Wilderness

In March, 1864, Ulysses S. Grant was named lieutenant general and the commander of the Union Army. He joined the Army of the Potomac where he worked closely with George Meade and Philip Sheridan. In may Grant led the 118,000 strong army across the Rapidan and entered the Wilderness, a wild and tangled woodland 10 miles (16 km) west of Fredericksburg.

When Robert E. Lee heard the news he sent in his troops, hoping that the Union's superior artillery and cavalry would be offset by the heavy underbrush of the Wilderness. Fighting began on the 5th May and two days later smoldering paper cartridges set fire to dry leaves and around 200 wounded men were either suffocated or burned to death.

The bloodiest fighting of the battle took place on 12th May when Ulysses S. Grant ordered the Army of the Potomac to attack the Confederate Army at Bloody Angle. The Union Army lost 7,000 men in a few hours and is considered to be the most men killed during such a short period in the war. After several days of trench fighting Grant withdrew and crossed the James River and headed for Petersburg.

Of the 88,892 men that Grant took into the Wilderness, 14,283 were casualties and 3,383 were reported missing. Robert E. Lee lost 7,750 men during the fighting.

Primary Sources

(1) Frank Wilkeson wrote about the fighting in the Wilderness in his book, Turned Inside Out: Recollections of a Private Soldier (1887)

During the first day's fighting in the Wilderness, I saw a youth of about twenty years skip and yell, stung by a bullet through his thigh. He turned to limp to the rear. After he had gone a few steps he stopped, then he kicked out his leg once or twice to see if it would work. Then he tore the clothing away from his leg so as to see the wound. He looked at it attentively for an instant, and kicked out his leg again, then turned and took his place in the ranks and resumed firing.

There was considerable disorder in the line, and the soldiers moved to and fro - now a few feet to the right, now a few feet to the left. One of these movements brought me directly behind this wounded soldier. I could see plainly from that position, and I pushed into the gaping line and began firing. In a minute or two the wounded soldier dropped his rifle and, clasping his left arm, exclaimed: "I am hit again!" He sat down behind the battle ranks and tore off the sleeve of his shirt. The wound was very slight - not much more than skin-deep.
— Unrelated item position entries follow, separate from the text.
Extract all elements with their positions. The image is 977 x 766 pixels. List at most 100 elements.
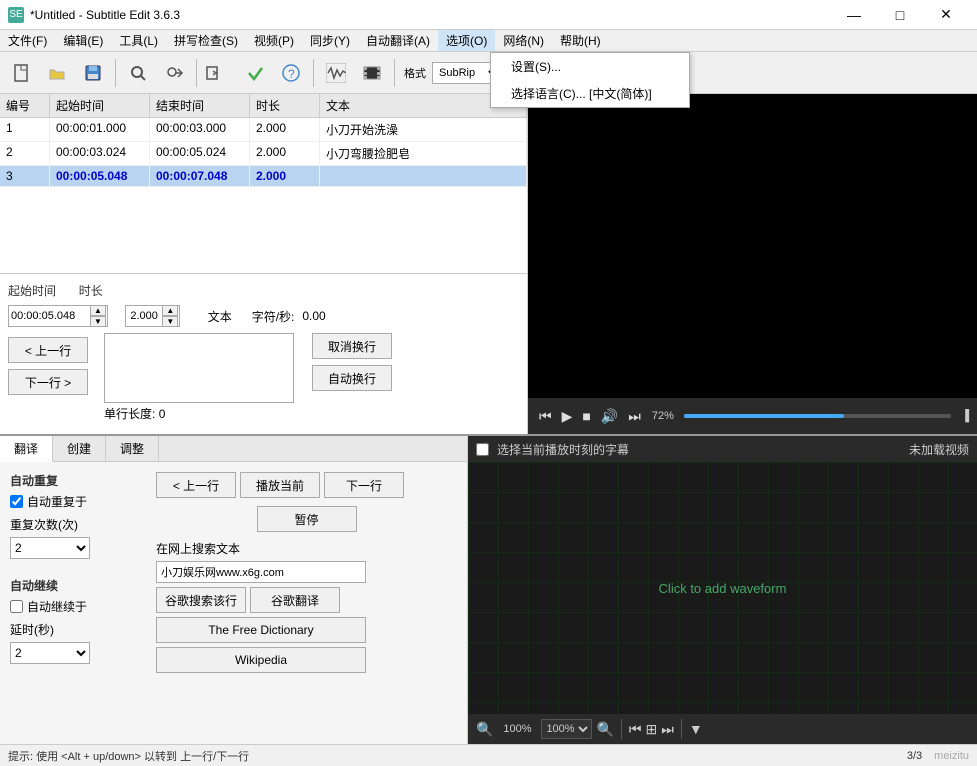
minimize-button[interactable]: — xyxy=(831,0,877,30)
new-button[interactable] xyxy=(4,56,38,90)
help-button[interactable]: ? xyxy=(274,56,308,90)
menu-file[interactable]: 文件(F) xyxy=(0,30,55,51)
free-dictionary-btn[interactable]: The Free Dictionary xyxy=(156,617,366,643)
check-icon xyxy=(245,63,265,83)
cell-start: 00:00:05.048 xyxy=(50,166,150,186)
duration-label: 时长 xyxy=(79,282,103,299)
pause-btn[interactable]: 暂停 xyxy=(257,506,357,532)
wf-grid-btn[interactable]: ⊞ xyxy=(645,721,657,738)
menu-options[interactable]: 选项(O) xyxy=(438,30,495,51)
pause-row: 暂停 xyxy=(156,506,457,532)
wikipedia-btn[interactable]: Wikipedia xyxy=(156,647,366,673)
table-row-selected[interactable]: 3 00:00:05.048 00:00:07.048 2.000 xyxy=(0,166,527,187)
table-header: 编号 起始时间 结束时间 时长 文本 xyxy=(0,94,527,118)
duration-down[interactable]: ▼ xyxy=(162,316,178,327)
menu-autotranslate[interactable]: 自动翻译(A) xyxy=(358,30,438,51)
prev-row-button[interactable]: < 上一行 xyxy=(8,337,88,363)
search-text-input[interactable]: 小刀娱乐网www.x6g.com xyxy=(156,561,366,583)
visual-sync-button[interactable] xyxy=(202,56,236,90)
action-buttons: 取消换行 自动换行 xyxy=(312,333,392,391)
table-row[interactable]: 2 00:00:03.024 00:00:05.024 2.000 小刀弯腰捡肥… xyxy=(0,142,527,166)
zoom-out-icon[interactable]: 🔍 xyxy=(476,721,493,738)
chars-per-sec-value: 0.00 xyxy=(302,309,325,323)
wf-next-btn[interactable]: ⏭ xyxy=(661,721,674,738)
zoom-in-icon[interactable]: 🔍 xyxy=(596,721,613,738)
menu-edit[interactable]: 编辑(E) xyxy=(55,30,111,51)
open-button[interactable] xyxy=(40,56,74,90)
auto-repeat-checkbox-label: 自动重复于 xyxy=(27,493,87,510)
film-button[interactable] xyxy=(355,56,389,90)
video-area[interactable] xyxy=(528,94,977,398)
toolbar-sep-1 xyxy=(115,59,116,87)
duration-up[interactable]: ▲ xyxy=(162,305,178,316)
video-end-marker: ▐ xyxy=(961,410,969,422)
auto-repeat-checkbox[interactable] xyxy=(10,495,23,508)
close-button[interactable]: ✕ xyxy=(923,0,969,30)
menu-network[interactable]: 网络(N) xyxy=(495,30,552,51)
cell-duration: 2.000 xyxy=(250,118,320,141)
auto-repeat-section: 自动重复 自动重复于 重复次数(次) 2 3 5 xyxy=(10,472,140,559)
progress-bar[interactable] xyxy=(684,414,951,418)
table-row[interactable]: 1 00:00:01.000 00:00:03.000 2.000 小刀开始洗澡 xyxy=(0,118,527,142)
zoom-select[interactable]: 50% 75% 100% 150% 200% xyxy=(541,719,592,739)
auto-replace-button[interactable]: 自动换行 xyxy=(312,365,392,391)
maximize-button[interactable]: □ xyxy=(877,0,923,30)
menu-spell[interactable]: 拼写检查(S) xyxy=(166,30,246,51)
tab-adjust[interactable]: 调整 xyxy=(106,436,159,461)
status-bar: 提示: 使用 <Alt + up/down> 以转到 上一行/下一行 3/3 m… xyxy=(0,744,977,766)
google-search-btn[interactable]: 谷歌搜索该行 xyxy=(156,587,246,613)
cell-duration: 2.000 xyxy=(250,166,320,186)
cell-start: 00:00:03.024 xyxy=(50,142,150,165)
menu-video[interactable]: 视频(P) xyxy=(246,30,302,51)
subtitle-table: 编号 起始时间 结束时间 时长 文本 1 00:00:01.000 00:00:… xyxy=(0,94,527,274)
menu-tools[interactable]: 工具(L) xyxy=(111,30,166,51)
next-btn[interactable]: 下一行 xyxy=(324,472,404,498)
menu-help[interactable]: 帮助(H) xyxy=(552,30,609,51)
subtitle-at-playback-label: 选择当前播放时刻的字幕 xyxy=(497,441,629,458)
find-button[interactable] xyxy=(121,56,155,90)
svg-text:?: ? xyxy=(288,67,295,81)
save-button[interactable] xyxy=(76,56,110,90)
cell-end: 00:00:05.024 xyxy=(150,142,250,165)
start-time-down[interactable]: ▼ xyxy=(90,316,106,327)
video-stop-btn[interactable]: ■ xyxy=(579,408,593,424)
wf-prev-btn[interactable]: ⏮ xyxy=(629,721,642,738)
cell-number: 2 xyxy=(0,142,50,165)
video-skip-btn[interactable]: ⏭ xyxy=(625,408,644,425)
tab-translate[interactable]: 翻译 xyxy=(0,436,53,462)
cell-start: 00:00:01.000 xyxy=(50,118,150,141)
search-icon xyxy=(128,63,148,83)
delay-label: 延时(秒) xyxy=(10,621,140,638)
wf-audio-btn[interactable]: ▼ xyxy=(689,721,703,737)
title-bar: SE *Untitled - Subtitle Edit 3.6.3 — □ ✕ xyxy=(0,0,977,30)
video-play-btn[interactable]: ▶ xyxy=(559,408,576,425)
delay-select[interactable]: 2 3 5 xyxy=(10,642,90,664)
replace-button[interactable] xyxy=(157,56,191,90)
dropdown-settings[interactable]: 设置(S)... xyxy=(491,53,689,80)
start-time-label: 起始时间 xyxy=(8,282,56,299)
waveform-button[interactable] xyxy=(319,56,353,90)
start-time-up[interactable]: ▲ xyxy=(90,305,106,316)
next-row-button[interactable]: 下一行 > xyxy=(8,369,88,395)
menu-sync[interactable]: 同步(Y) xyxy=(302,30,358,51)
dropdown-language[interactable]: 选择语言(C)... [中文(简体)] xyxy=(491,80,689,107)
start-time-wrapper: 00:00:05.048 ▲ ▼ xyxy=(8,305,106,327)
window-title: *Untitled - Subtitle Edit 3.6.3 xyxy=(30,8,180,22)
waveform-canvas[interactable]: Click to add waveform xyxy=(468,462,977,714)
google-translate-btn[interactable]: 谷歌翻译 xyxy=(250,587,340,613)
video-mute-btn[interactable]: 🔊 xyxy=(598,408,621,425)
cell-number: 1 xyxy=(0,118,50,141)
video-prev-btn[interactable]: ⏮ xyxy=(536,408,555,425)
open-icon xyxy=(47,63,67,83)
repeat-count-select[interactable]: 2 3 5 xyxy=(10,537,90,559)
subtitle-text-input[interactable] xyxy=(104,333,294,403)
auto-continue-checkbox[interactable] xyxy=(10,600,23,613)
window-controls: — □ ✕ xyxy=(831,0,969,30)
tab-create[interactable]: 创建 xyxy=(53,436,106,461)
prev-btn[interactable]: < 上一行 xyxy=(156,472,236,498)
cancel-replace-button[interactable]: 取消换行 xyxy=(312,333,392,359)
play-current-btn[interactable]: 播放当前 xyxy=(240,472,320,498)
check-button[interactable] xyxy=(238,56,272,90)
col-end: 结束时间 xyxy=(150,94,250,117)
subtitle-at-playback-checkbox[interactable] xyxy=(476,443,489,456)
He tied his handkerchief around it, picked up his rifle, and took position alongside of me. I said: "You are fighting in bad luck today. You had better get away from here." He turned his head to answer me. His head jerked, he staggered, then fell, then regained his feet. A tiny fountain of blood and teeth and bone and bits of tongue burst out of his mouth. He had been shot through the jaws; the lower one was broken and hung down. I looked directly into his open mouth, which was ragged and bloody and tongueless. He cast cast his rifle furiously on the ground and staggered off.

(2) Nelson Miles, Personal Recollections and Observations (1896)

The first important engagement that year was the battle of the Wilderness, lasting three days, an undecisive but most desperate engagement. It was fought in a thick forest of underbrush, where it was almost impossible to manoeuver an army or to see the enemy until the lines were within a few yards of each other. We could only keep up a general alignment. Yet it was fought with great tenacity on both sides, and the losses were very heavy - about eighteen thousand on the Union side and eight thousand on the Confederate side. It was difficult to use artillery, and, to add to the appalling terrors, the forest took fire, and many of the men's clothes were burned while they were fighting, and thousands of the wounded were burned to death. In that desperate encounter the men fought during the day and rested on their arms during the night, neither army being able to dislodge the opponent, and both, during the lull in the fight or under cover of night, constructed lines of intrenchments.

(3) Carl Schurz wrote about the relative merits of Ulysses S. Grant, William Sherman and Robert E. Lee in his autobiography published in 1906.

In the opinion of many competent persons, he was the ablest commander of them all. I remember a remarkable utterance of his when we were speaking of Grant's campaign. "There was a difference," Sherman said, "between Grant's and my way of looking at things. Grant never cared a damn about what was going on behind the enemy's lines, but it often scared me like the devil." He admitted, and justly so, that some of Grant's successes were owing to this very fact, but also some of his most conspicuous failures. Grant believed in hammering - Sherman in maneuvering. It had been the habit of the generals commanding the Army of the Potomac to cross the Rappahannock, to get their drubbing from Lee, and then promptly to retreat and recross the Rappahannock again in retreat. He sturdily went on, hammering and hammering, and, with his vastly superior resources, finally hammered Lee's army to pieces, but with a most dreadful sacrifice of life on his own part. Now, comparing Grant's campaign for the taking of Richmond with Sherman's campaign for the taking of Atlanta - without losing sight of any of the differences of their respective situations - we may well arrive at the conclusion that Sherman was the superior strategist and the greater general.